Pentingnya studi kelayakan bisnis

 

3 Tahap Studi Kelayakan Bisnis

Adapun, untuk melakukan studi kelayakan bisnis/usaha ini, setidaknya ada tiga tahapan yang harus dilalui, di antaranya:

  • Indentifikasi

Identifikasi dilakukan calon investor dengan cara melakukan pengamatan terhadap lingkungan bisnis untuk memperkirakan kesempatan dan ancaman yang mungkin terjadi pada usaha/bisnis, sehingga investasi bisa benar-benar tepat sasaran.

  • Penilaian

Analisa dan penilaian bisa dilakukan oleh calon investor dari beberapa aspek, seperti:

Aspek Pasar, mencakup jumlah permintaan, penawaran, besaran harga, strategi pemasran, perkiraan penjualan ,dan market share.

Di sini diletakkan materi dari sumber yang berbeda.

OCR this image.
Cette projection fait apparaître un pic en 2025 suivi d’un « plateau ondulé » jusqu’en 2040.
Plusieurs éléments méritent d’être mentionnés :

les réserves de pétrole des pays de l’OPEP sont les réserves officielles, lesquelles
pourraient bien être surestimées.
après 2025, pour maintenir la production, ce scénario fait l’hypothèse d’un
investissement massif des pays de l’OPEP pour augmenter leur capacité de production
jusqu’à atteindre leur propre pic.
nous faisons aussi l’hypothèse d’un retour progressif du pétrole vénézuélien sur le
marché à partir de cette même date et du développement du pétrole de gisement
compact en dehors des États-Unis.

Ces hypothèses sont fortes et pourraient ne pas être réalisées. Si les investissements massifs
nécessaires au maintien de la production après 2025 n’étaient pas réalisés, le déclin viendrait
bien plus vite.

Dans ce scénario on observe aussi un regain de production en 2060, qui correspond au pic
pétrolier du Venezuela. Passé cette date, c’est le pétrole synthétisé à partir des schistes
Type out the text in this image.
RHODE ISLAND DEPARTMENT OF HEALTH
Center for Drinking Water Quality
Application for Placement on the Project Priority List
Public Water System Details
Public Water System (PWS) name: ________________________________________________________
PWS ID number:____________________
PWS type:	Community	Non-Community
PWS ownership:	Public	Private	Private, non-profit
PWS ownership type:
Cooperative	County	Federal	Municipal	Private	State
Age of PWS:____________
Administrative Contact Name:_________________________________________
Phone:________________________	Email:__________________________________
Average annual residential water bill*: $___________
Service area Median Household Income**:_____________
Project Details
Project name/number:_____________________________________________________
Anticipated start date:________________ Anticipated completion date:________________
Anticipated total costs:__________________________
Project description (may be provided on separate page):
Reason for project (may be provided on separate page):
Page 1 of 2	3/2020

Aspek Keuangan, mencakup dana investasi, proyeksi keuangan, sumber-sumber pembelanjaan, perkiraan penghasilan, perkiraan biaya, perkiraan laba rugi, dan lainnya.

Aspek ekonomi dan sosial, mencakup dampak usaha atau proyek terhadap masyarakat ataupun negara, pengaruh usaha terhadap usaha atau industri lain yang sudah ada, ketenagakerjaan, dan aspek lain yang bersifat sosial seperti dampak lingkungan dan sebagainya.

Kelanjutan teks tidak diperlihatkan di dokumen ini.